Tuesday, August 4, 2015

Computational functionalism and cognitive malfunction

One can't really separate software from hardware in a principled way (for boundary cases, think of FPGAs, microcode, etc.), so instead of thinking about computers and their programs, we really should simply think of programmed machines. We can think of a programmed machine as something that embodies a function from possible inputs to possible outputs. When a vector of inputs x is given a programmed machine and the machine functions correctly, it computes the output y=f(x). One version of computational functionalism holds that mental states are grounded in computations: what grounds my being in mental state M is that I have been given such-and-such a vector of inputs x and have computed f(x) where f is the function I embody.

We go wrong mentally. We malfunction. Our brains function in ways contrary to our design plan due to glitches of all sorts, some a bit more on the software side (these are treated by psychologists and psychiatrists) and some a bit more on the hardware side (these are treated by psychiatrists and neurologists) though of course the software/hardware division is vague. Now some malfunctions do knock us out. But many do not. We remain conscious. And we don't just remain conscious in the respects in which we are functioning correctly. We remain conscious in the respects in which we are functioning incorrectly. Of course, the mental states that we exhibit in those cases can be weird. On one of the spectrum they may involve arithmetical errors and minor inferential failure, and on the other they involve psychosis. What will the computational functionalist say about such cases?

Well, presumably they will have to say that we still compute values of functions that we embody, but we embody abnormal functions. This, however, is a seriously problematic proposal. For what defines me as computing f(x)? It isn't, of course, just the fact that I get y as the answer (where in fact y=f(x)). For there are infinitely many functions that yield the value y given the input x. Rather, I see two initially plausible answers. The first answer is that what makes me compute f(x) is a pattern of non-normative counterfactual facts of the form:

  • Were I given input a, I would produce output f(a)
for a large set of values of a. But that can't be right. Any such set of facts could be finked. (Imagine that a neurosurgeon implanted a device such that were I to be given any input other than the x that I am actually given, I would explode.) The second answer is that what makes me compute f(x) is a pattern of normative facts of the form:
  • Were I given input a, I should produce output f(a)
for a large set of values of a. But the problem is that when I embody an abnormal function, we don't have a pattern of facts like this, because the function that I embody--if that's the right way to think about this--is one whose outputs I should not produce!
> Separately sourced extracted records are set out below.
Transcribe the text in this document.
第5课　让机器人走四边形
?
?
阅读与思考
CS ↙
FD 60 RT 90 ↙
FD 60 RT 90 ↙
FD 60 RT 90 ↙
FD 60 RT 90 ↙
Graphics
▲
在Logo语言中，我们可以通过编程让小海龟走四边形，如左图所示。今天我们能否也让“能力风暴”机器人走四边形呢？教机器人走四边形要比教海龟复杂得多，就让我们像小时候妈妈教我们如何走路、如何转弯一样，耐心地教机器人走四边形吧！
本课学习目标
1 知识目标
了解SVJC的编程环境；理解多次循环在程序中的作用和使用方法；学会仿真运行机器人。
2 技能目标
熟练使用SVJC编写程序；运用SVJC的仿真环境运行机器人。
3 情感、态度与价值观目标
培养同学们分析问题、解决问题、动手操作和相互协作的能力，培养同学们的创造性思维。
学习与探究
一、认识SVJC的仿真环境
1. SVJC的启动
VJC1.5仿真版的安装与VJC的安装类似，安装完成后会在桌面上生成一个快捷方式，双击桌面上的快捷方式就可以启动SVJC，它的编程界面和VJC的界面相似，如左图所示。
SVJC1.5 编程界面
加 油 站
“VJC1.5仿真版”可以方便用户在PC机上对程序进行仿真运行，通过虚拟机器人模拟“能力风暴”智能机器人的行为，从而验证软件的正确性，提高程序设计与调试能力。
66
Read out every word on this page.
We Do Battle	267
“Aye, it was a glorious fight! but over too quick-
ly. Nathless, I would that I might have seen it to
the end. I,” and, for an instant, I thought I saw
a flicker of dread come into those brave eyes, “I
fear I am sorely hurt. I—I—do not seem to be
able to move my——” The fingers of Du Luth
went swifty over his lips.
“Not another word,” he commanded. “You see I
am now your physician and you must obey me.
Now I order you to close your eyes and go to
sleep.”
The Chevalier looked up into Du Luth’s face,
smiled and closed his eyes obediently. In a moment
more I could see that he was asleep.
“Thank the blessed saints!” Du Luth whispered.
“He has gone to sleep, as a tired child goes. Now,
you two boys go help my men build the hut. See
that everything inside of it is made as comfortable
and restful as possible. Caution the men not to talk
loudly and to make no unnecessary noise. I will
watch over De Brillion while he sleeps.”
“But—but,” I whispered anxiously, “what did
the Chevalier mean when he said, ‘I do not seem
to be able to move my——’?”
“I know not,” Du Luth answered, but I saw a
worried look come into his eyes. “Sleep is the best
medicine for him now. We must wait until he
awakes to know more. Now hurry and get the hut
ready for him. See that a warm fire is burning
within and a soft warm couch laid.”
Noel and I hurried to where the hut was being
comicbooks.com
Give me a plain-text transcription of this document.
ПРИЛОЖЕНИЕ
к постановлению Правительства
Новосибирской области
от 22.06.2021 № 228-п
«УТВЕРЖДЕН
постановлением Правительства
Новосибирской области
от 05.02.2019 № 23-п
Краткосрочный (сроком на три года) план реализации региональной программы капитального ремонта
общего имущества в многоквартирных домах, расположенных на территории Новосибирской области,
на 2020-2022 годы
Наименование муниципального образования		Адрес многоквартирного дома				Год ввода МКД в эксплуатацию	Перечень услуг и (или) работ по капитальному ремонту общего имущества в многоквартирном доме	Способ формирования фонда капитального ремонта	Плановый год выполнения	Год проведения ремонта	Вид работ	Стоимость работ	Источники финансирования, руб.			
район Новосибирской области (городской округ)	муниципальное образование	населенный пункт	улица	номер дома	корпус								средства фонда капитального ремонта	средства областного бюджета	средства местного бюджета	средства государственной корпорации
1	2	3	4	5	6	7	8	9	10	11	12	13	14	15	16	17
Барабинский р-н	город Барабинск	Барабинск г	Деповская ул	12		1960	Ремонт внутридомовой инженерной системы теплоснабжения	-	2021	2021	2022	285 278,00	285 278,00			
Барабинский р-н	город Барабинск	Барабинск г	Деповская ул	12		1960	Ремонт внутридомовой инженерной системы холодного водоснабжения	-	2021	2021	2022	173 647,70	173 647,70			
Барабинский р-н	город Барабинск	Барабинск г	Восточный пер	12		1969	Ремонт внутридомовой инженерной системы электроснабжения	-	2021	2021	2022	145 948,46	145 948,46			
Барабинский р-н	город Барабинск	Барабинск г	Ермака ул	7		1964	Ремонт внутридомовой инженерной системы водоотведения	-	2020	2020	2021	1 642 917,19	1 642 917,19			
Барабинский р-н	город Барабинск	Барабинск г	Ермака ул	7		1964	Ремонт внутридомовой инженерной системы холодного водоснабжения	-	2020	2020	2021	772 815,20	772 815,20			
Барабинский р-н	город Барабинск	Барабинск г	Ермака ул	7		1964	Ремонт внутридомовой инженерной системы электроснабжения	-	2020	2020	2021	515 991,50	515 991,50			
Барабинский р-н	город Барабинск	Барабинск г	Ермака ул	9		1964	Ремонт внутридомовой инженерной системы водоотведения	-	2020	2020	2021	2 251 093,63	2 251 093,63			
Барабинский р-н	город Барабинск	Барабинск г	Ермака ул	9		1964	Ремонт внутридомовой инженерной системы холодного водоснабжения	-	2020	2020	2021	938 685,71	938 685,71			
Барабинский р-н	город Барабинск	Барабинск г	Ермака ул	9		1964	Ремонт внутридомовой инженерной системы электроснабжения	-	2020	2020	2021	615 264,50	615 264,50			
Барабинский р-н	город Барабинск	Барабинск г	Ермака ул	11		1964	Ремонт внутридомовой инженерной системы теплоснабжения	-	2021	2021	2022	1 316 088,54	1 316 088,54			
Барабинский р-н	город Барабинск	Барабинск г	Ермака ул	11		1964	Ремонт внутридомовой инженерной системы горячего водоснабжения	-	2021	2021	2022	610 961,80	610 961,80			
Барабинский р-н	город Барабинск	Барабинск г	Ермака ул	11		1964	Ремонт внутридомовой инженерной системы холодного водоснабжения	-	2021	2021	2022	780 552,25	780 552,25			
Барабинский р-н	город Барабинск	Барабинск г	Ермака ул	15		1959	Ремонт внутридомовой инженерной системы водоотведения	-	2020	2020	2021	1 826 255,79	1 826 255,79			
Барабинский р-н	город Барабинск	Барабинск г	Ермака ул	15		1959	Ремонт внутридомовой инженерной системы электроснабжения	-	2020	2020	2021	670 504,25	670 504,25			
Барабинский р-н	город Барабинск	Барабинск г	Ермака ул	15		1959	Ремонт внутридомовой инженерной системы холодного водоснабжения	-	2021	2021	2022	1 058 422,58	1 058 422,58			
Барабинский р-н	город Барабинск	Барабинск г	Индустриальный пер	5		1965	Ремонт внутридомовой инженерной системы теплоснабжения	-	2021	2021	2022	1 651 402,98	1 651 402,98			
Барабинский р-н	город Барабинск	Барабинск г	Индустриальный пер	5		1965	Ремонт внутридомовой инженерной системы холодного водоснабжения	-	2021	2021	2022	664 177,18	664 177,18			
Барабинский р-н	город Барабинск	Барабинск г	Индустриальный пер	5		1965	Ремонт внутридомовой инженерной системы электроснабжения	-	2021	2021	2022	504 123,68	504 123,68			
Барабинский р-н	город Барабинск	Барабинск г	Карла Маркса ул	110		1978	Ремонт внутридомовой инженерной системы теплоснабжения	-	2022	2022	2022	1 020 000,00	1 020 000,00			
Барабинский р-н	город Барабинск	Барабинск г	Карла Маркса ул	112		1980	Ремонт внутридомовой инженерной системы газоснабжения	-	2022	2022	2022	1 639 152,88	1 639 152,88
If this argument is right, then both a non-normative and a normative (Aristotelian) computational functionalism has a serious problem with abnormal mental states.

The normative computational functionalist has more resources, though. Could she perhaps say that given that I embody an abnormal function f, I should compute f(a)? Maybe, but the basic question here is what grounds the fact that I embody the particular function that I embody. It's not the would-facts, but it's also not the should-facts, it seems, so what is it?

1 comment:

William said...

I am not a fan of functionalism, but I wonder if you are not missing out on the massive parallelism of (biological) function in the brain by defining the consciousness-producing element as a single function that is either correct or incorrect in output.

What about an alternative theory of ten thousand parallel functions, of which only ten percent are incorrect in a certain illness? In that case the 90% that is correct might stll be producing consciousness (though I think they couldn't, really, as just math functions anyway).